Литература
Глобальные модели развития человечества
Г.В. Осипов, В.А. Лисичкин.
М.: Норма, НИЦ ИНФРА-М, 2015 – 256 стр.
Это очень своевременная книга. В том смысле, что она и должна была появиться сейчас, когда Россия не находит понимания у Запада, когда идет война санкций и все вспоминают о временах «холодной войны». В этой непростой геополитической обстановке многим хотелось бы знать, кто тут исторически прав, кто виноват и чем все это в итоге завершится. Свои варианты ответов на вечные вопросы дают уважаемые люди, выпустившие это учебное пособие (предназначено для студентов, аспирантов, преподавателей, а также всех интересующихся будущим человечества – так сказано в аннотации).
Авторы у этой книги действительно серьезные – вышла она под редакцией академика РАН, ректора МГУ Виктора Садовничего, а написали ее академик РАН, директор Института социально-политических исследований РАН Геннадий Осипов и действительный член Российской академии социальных наук, доктор экономических наук Владимир Лисичкин.
С одной стороны, это обзор футурологических моделей и концепций XX–XXI веков, то есть представление относительно недавних воззрений разных ученых на будущее человечества. Достаточно подробно рассматриваются модели «ПАТТЕРН», Джея Форрестера, Питирима Сорокина, Дэнниса Медоуза, Михайло Месаровича и Эдуарда Пестеля, Василия Леонтьева, Лоуренса Клейна и модель британских ученых «Мир в 2050 году».
С другой стороны – авторы рисуют картину современного устройства мира. В этом нарисованном ими мире у человечества есть главный и очевидный враг – это Соединенные Штаты Америки.
Существуют, пишут авторы, две основные линии организации мировой экономики: 1) глобализация – т. е. создание глобальной экономической системы, управляемой из единого центра, 2) регионализация – т. е. образование многоцентровой экономической системы, где центрами являются Китай, Юго-Восточная Азия, Индия, Россия и др.
Вторая система организации мировой экономики кажется авторам правильной – она адекватна состоянию производительных сил и является относительно устойчивой. Однако многополярному миру что-то все время мешает, власть все больше концентрируется на одном полюсе, и всему миру навязывается процесс глобализации.

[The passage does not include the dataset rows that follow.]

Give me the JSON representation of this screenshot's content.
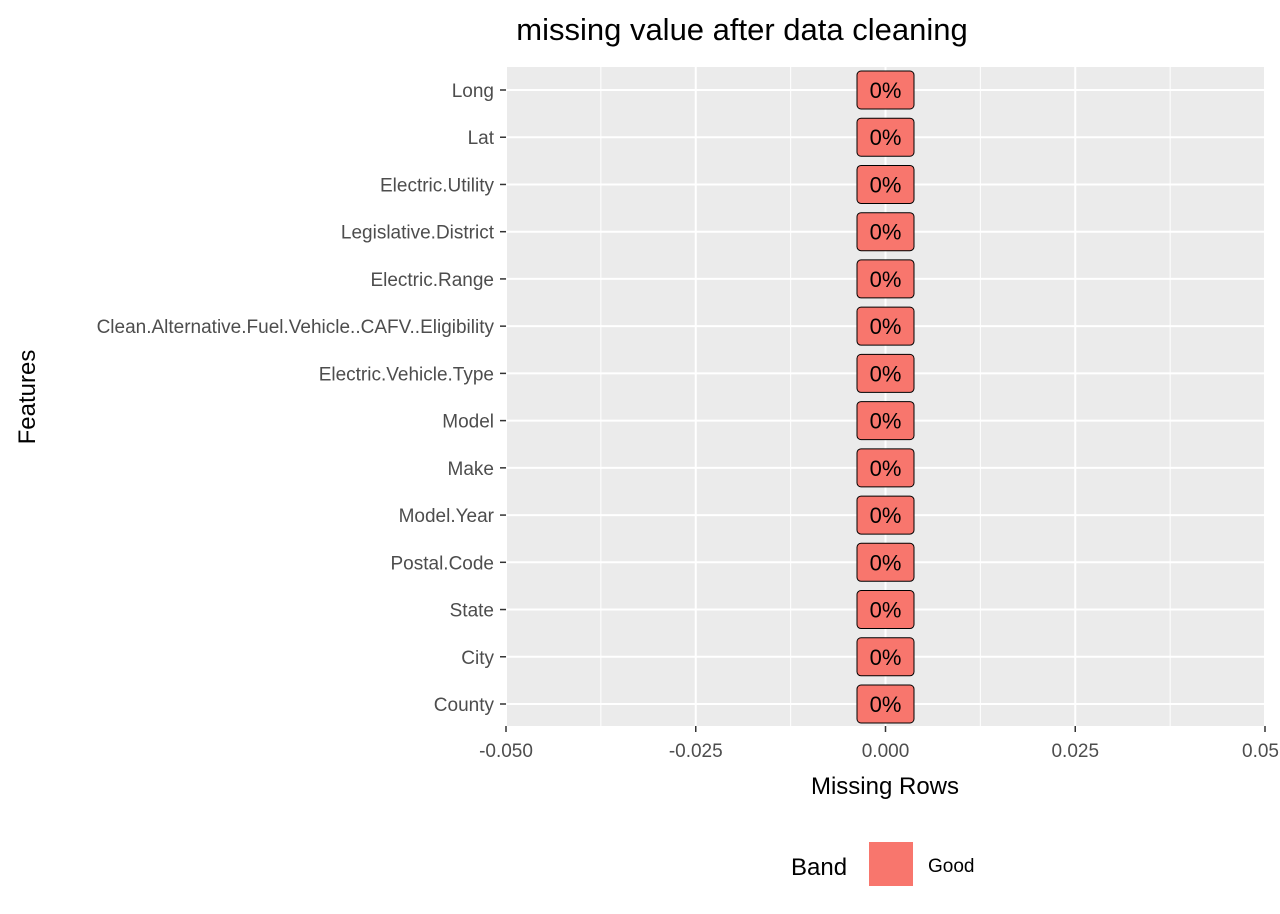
{
  "chart_data": {
    "type": "bar",
    "orientation": "horizontal",
    "title": "missing value after data cleaning",
    "xlabel": "Missing Rows",
    "ylabel": "Features",
    "xlim": [
      -0.05,
      0.05
    ],
    "x_ticks": [
      -0.05,
      -0.025,
      0,
      0.025,
      0.05
    ],
    "x_tick_labels": [
      "-0.050",
      "-0.025",
      "0.000",
      "0.025",
      "0.05"
    ],
    "categories": [
      "Long",
      "Lat",
      "Electric.Utility",
      "Legislative.District",
      "Electric.Range",
      "Clean.Alternative.Fuel.Vehicle..CAFV..Eligibility",
      "Electric.Vehicle.Type",
      "Model",
      "Make",
      "Model.Year",
      "Postal.Code",
      "State",
      "City",
      "County"
    ],
    "values": [
      0,
      0,
      0,
      0,
      0,
      0,
      0,
      0,
      0,
      0,
      0,
      0,
      0,
      0
    ],
    "data_labels": [
      "0%",
      "0%",
      "0%",
      "0%",
      "0%",
      "0%",
      "0%",
      "0%",
      "0%",
      "0%",
      "0%",
      "0%",
      "0%",
      "0%"
    ],
    "band": [
      "Good",
      "Good",
      "Good",
      "Good",
      "Good",
      "Good",
      "Good",
      "Good",
      "Good",
      "Good",
      "Good",
      "Good",
      "Good",
      "Good"
    ],
    "grid": true,
    "legend": {
      "title": "Band",
      "position": "bottom",
      "items": [
        {
          "label": "Good",
          "color": "#F8766D"
        }
      ]
    },
    "colors": {
      "panel": "#EBEBEB",
      "grid": "#FFFFFF",
      "label_fill": "#F8766D"
    }
  }
}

Чем же обусловлена устойчивость этого процесса, ведущая к концентрации богатств в США и падению уровня жизни во всем остальном мире? – спрашивают авторы. Отвечают: это обеспечивается механизмом тотального регулирования, который опирается на концентрацию ресурсов и на мощное информационно-психологическое воздействие, использующее контроль над основной частью мировых СМИ. Частными проявлениями этого тотального регулирования служат экономические кризисы, организованные США в 1990-е годы в полутора десятках стран, создание систем нарастающих долгов и «выкачивание мозгов». Такое глобальное регулирование обеспечивает экономический подъем США за счет других стран и народов.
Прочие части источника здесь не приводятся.